Our young but experienced translation team was assembled from certified project managers working as consultants and lecturers, together with younger professionals with an interest in the project. We are all active in the IPMA and PMI associations.
When our English translator translated a section, I would align the terminology and forward it to the team to assemble. When the whole text was assembled, every team member read the text and commented on anything that wasn’t clear. This process was repeated several times until everybody was pleased with the result—an iterative pattern is clearly visible here!
We translated artefacts and graphics in parallel, what was a challenge because we only had pdfs to start with. Receiving the supporting files from the CoE team made everything a lot easier.
The translation was pretty high on our list of priorities, but we could only work on it for a limited number of hours per week, due to our other obligations. Every document was uploaded to the cloud, where it was accessible to every team member. When something was done, it was instantly available and visible to everybody in the team. It took us a few months to do everything from start to finish, with iterations. We needed approximately 4 hours a week per person on average over the 6 months.
What is the feedback you’ve received about PM² and your translation in particular?
The feedback so far has been very positive, and several public-sector enterprises have expressed an interest in introducing PM². Tomislav and I use it as teaching material at the several universities we deliver PM courses at, and the students love it. It is very adaptable and easy to implement. We even did the alignment with v3.0 published in October 2018, which we will be publishing and putting on our students’ obligatory reading lists.
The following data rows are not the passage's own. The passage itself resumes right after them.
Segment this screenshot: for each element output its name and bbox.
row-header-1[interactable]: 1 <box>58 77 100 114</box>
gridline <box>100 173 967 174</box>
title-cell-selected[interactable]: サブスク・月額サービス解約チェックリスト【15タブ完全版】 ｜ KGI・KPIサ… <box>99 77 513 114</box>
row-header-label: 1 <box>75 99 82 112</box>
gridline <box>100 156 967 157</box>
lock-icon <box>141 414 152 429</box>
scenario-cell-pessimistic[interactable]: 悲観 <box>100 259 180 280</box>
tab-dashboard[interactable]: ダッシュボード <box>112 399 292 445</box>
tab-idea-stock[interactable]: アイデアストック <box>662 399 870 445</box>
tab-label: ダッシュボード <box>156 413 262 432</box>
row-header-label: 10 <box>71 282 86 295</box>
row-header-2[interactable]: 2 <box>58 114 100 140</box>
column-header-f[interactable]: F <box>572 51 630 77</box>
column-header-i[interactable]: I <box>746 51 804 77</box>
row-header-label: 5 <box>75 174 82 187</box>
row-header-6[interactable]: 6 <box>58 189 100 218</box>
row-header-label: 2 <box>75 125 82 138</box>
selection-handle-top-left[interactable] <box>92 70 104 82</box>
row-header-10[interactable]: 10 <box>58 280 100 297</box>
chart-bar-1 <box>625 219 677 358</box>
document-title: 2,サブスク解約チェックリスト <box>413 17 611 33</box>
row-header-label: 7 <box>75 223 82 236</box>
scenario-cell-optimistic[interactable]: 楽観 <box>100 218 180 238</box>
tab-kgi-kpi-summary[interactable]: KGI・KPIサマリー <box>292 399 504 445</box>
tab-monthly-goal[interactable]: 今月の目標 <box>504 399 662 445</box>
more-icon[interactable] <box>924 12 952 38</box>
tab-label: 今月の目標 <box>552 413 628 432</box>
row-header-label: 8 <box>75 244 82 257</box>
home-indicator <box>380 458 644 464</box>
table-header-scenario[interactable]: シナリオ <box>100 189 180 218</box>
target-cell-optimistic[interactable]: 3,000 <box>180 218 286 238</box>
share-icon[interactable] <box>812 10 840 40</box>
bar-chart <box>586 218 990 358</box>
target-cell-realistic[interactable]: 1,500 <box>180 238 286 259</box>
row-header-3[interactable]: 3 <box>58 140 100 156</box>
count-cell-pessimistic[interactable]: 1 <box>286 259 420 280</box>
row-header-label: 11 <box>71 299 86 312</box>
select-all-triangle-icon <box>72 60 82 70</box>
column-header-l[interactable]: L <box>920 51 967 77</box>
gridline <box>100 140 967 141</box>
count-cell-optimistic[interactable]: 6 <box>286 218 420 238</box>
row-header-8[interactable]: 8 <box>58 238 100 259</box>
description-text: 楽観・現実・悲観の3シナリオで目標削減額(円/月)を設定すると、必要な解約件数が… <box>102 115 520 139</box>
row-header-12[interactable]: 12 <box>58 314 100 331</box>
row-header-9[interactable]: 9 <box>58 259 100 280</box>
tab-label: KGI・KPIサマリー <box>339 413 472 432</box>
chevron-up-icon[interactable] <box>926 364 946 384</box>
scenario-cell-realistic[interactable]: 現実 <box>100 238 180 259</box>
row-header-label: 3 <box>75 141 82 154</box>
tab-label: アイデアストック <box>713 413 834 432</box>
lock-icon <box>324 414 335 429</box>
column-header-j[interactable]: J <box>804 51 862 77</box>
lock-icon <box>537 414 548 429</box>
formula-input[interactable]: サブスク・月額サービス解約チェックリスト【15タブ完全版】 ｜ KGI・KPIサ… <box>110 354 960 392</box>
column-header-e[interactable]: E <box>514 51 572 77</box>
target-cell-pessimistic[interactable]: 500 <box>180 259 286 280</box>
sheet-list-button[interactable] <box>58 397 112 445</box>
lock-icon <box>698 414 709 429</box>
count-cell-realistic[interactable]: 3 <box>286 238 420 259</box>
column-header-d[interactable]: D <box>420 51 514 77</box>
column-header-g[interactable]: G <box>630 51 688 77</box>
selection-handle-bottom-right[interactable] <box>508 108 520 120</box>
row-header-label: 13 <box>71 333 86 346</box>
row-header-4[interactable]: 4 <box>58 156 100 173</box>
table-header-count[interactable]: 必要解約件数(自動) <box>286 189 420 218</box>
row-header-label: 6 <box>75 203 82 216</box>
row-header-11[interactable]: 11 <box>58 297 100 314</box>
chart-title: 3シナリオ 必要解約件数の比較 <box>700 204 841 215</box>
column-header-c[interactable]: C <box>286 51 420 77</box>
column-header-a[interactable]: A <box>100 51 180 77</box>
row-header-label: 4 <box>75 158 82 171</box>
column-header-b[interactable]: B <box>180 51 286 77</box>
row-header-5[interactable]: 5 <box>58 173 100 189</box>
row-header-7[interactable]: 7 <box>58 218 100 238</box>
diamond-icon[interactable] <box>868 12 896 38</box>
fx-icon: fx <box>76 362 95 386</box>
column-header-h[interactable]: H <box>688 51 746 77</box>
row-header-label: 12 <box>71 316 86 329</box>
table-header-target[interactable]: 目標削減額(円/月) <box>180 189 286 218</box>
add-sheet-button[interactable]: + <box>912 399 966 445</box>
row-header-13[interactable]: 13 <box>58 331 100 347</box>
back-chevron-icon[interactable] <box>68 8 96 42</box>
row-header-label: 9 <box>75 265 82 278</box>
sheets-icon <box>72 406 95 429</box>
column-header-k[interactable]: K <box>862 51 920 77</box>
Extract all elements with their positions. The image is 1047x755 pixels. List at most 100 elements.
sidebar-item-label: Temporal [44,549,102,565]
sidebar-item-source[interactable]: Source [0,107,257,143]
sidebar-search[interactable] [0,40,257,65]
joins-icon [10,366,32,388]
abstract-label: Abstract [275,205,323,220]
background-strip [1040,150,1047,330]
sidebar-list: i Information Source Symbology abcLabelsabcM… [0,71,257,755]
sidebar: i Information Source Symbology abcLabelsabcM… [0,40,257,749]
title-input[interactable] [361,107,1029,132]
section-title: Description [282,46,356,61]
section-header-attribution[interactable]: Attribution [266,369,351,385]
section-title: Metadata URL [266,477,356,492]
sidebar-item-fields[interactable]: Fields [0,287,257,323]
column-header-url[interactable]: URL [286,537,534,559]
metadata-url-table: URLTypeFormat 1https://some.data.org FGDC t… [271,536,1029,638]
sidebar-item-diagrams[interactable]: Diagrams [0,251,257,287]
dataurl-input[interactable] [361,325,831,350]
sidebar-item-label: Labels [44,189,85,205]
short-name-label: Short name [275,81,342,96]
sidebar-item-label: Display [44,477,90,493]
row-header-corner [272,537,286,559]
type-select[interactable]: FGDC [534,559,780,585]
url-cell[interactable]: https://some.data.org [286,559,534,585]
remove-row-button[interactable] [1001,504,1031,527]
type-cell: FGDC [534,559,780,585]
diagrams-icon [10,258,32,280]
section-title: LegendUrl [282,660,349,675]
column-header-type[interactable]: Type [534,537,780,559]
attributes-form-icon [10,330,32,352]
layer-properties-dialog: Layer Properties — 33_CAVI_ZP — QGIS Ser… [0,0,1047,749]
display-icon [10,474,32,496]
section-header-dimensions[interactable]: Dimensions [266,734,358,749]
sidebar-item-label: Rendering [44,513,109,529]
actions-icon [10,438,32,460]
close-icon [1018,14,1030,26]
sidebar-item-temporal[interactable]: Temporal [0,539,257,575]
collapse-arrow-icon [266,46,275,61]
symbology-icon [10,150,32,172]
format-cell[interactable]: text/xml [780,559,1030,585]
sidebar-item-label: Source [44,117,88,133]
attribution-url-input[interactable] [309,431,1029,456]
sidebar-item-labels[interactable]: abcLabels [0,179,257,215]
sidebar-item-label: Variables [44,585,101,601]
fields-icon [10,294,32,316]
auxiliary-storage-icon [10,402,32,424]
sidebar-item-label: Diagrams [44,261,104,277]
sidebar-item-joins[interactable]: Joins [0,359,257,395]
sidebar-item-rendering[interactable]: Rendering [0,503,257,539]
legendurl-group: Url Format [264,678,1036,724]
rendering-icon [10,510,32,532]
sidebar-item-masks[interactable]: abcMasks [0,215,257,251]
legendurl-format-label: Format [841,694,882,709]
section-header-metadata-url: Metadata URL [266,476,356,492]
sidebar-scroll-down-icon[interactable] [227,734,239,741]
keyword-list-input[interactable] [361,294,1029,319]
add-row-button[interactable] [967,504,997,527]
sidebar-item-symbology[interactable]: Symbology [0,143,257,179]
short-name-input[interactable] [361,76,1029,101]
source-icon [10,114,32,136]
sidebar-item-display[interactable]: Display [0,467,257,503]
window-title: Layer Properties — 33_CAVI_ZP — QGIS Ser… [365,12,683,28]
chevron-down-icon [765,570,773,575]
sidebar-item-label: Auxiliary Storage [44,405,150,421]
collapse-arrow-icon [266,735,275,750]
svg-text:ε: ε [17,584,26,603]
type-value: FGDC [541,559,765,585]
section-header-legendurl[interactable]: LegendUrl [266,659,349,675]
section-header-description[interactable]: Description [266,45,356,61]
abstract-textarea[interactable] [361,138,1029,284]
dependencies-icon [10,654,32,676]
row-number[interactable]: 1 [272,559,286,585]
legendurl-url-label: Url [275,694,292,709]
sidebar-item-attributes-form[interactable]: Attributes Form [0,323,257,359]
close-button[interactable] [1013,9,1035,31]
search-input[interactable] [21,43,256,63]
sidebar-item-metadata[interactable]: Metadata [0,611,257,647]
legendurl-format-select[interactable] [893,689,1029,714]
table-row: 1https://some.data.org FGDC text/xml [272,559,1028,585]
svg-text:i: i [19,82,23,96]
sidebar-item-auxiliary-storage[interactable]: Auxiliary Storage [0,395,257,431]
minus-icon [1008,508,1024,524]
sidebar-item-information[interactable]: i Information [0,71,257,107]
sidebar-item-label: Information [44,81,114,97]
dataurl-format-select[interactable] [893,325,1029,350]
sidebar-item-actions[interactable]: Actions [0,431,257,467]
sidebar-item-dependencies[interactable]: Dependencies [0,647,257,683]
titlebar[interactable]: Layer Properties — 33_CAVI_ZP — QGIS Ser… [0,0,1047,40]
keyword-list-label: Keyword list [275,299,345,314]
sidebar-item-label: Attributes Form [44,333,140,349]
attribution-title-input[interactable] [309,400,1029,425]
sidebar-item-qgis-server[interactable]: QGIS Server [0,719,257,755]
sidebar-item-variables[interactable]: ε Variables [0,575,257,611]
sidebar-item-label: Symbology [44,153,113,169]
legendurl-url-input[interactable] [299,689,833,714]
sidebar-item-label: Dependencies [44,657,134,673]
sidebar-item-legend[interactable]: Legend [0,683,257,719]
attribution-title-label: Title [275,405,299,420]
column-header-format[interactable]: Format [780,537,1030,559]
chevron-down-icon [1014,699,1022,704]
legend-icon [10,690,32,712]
Beside the PM² methodology, we also translated the artefacts and graphics and the overview.
What do you think is the future of PM²?
I foresee a very bright future for PM², but the most important thing is that the PM² methodology—together with Portfolio Management and Agile—continues to develop and that we receive feedback from the organizations that implemented it. That the PM² methodology is now included in degree-level Management education is a good start, because it will make it very familiar to future users and give PM² a long lifecycle. Having a common project management praxis throughout the EU member states in a range of different contexts and conditions will increase the project, portfolio and strategy performance and success rate.